Guest Post: No matter the outcome of TfL’s Uber ruling, the cab landscape has changed

Guest Post: No matter the outcome of TfL’s Uber ruling, the cab landscape has changed

The likes of Uber represent progress and have forced legacy players to raise their game to the benefit of customers, says Amer Hasan, chief executive of minicabit Continue reading

Amer Hasan is chief executive of UK cab comparison service minicabit

In the seven years I have run minicabit, an online cab booking platform, there have been two Fridays in that time which were the most intense.

One was a few years ago when my (successful) pitch was filmed on the BBC’s Dragons’ Den, and the other was last week when Transport for London refused to renew Uber’s license to operate from the end of September.

I picked up a lot of noise about how TfL’s decision would damage London’s transport system (overlooking the century long availability of tubes, buses, taxis, riverboats and cycles) and that even minicabit, as the UK’s largest cab comparison website, should prepare for life after Uber in our London operation.

Both are not quite true and it’s important to view the broader context of TfL’s decision. This is especially important since, at over £9 billion, the UK is the largest cab market in the world per capita with London representing almost 40% of that.

Firstly, despite its slick technology and Silicon Valley ethos of seeking forgiveness rather than permission attracting $11.5 billion in funding, Uber in the UK essentially operates as a locally licensed private hire or ‘minicab’ firm, albeit a virtual one.

It functions alongside approximately 3,000 other private hire firms that already support over 70,000 drivers in London so it must face the same scrutiny to meet ‘fit and proper’ operating requirements that its rivals must adhere to.

It’s been argued that Uber has been allowed to follow its own rule set for too long and so this is TfL evidently showing its teeth as a regulator. No doubt Uber has to improve some of its practices and in addressing its internal turmoils this year, it will likely reset how it operates within local regulatory frameworks in future.

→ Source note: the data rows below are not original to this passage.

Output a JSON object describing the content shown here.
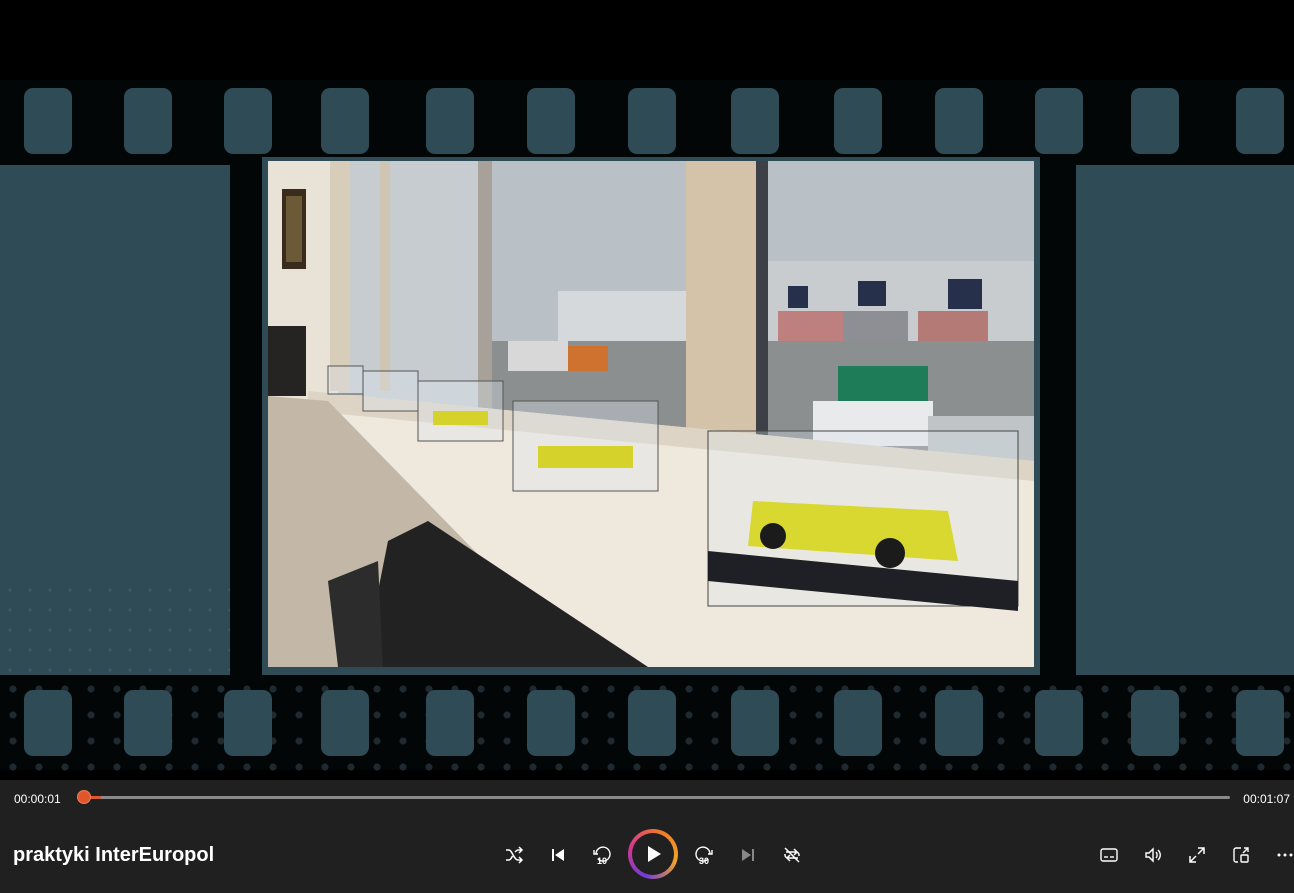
{
  "player": {
    "title": "praktyki InterEuropol",
    "current_time": "00:00:01",
    "duration": "00:01:07",
    "progress": 0.015
  },
  "controls": {
    "shuffle_icon": "shuffle-icon",
    "previous_icon": "previous-icon",
    "rewind_icon": "rewind-10-icon",
    "rewind_label": "10",
    "play_icon": "play-icon",
    "forward_icon": "forward-30-icon",
    "forward_label": "30",
    "next_icon": "next-icon",
    "repeat_icon": "repeat-icon",
    "captions_icon": "captions-icon",
    "volume_icon": "volume-icon",
    "fullscreen_icon": "fullscreen-icon",
    "miniplayer_icon": "miniplayer-icon",
    "more_icon": "more-icon"
  },
  "colors": {
    "accent": "#e2562b",
    "film_teal": "#2f4b55",
    "control_bar": "#202020"
  }
}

The other perspective has been the public’s reaction – setting aside the ‘I told you so’s’ who’ve long viewed Uber’s presence with suspicion for various (often vested) reasons – an online petition protesting at TfL’s decision has gathered tens of thousands of signatures.

While Uber has a formidable lobbying machine that can effectively marshal such local campaigns, it is clear there is generally positive consumer support for Uber.

However, if one analyses the comments behind this support, a recurring theme is the fear that, without Uber, the clock will turn back with Londoners having to seek out cabs on the street or pay much higher fares and with cash.

This is no longer accurate – other online platforms are out there offering the ability to order London black taxis (which now take card payments and are shifting to zero emission vehicles) or, as with minicabit, find better prices from local, rated, private hire firms including for the suburban areas of Greater London that Uber doesn’t easily serve.

Indeed, minicabit powers the online cab booking platform for Heathrow Airport, London City Airport, Visit Britain and Ascot among many others, in a travel and leisure sector where websites would traditionally list phone numbers of local cab firms for customers to call up.

And so all these examples point to the positive of what the likes of Uber represent – progress in what has been a low tech, old school cab sector that has forced its legacy players to raise their game and enable online platforms like ours to flourish, to the benefit of the end customer.

I expect Uber and TfL to ultimately resolve their differences and the ban to be overturned. There are other potential icebergs that Uber could face down the line such as how its drivers are operating where they are not locally licensed, how some of their pricing is set at unsustainably subsidised levels, and how they could compete against multiple new entrants offering autonomous cab fleets. But that is all for another day.

Only 17% of the UK’s cab bookings are currently transacted online, even including Uber, and that is set to grow and grow.

Judging by the flood of applications last Friday to our network from London minicab firms, it is clear they do not want to be left behind. Perhaps addressing this is what TfL’s decision is ultimately driving at.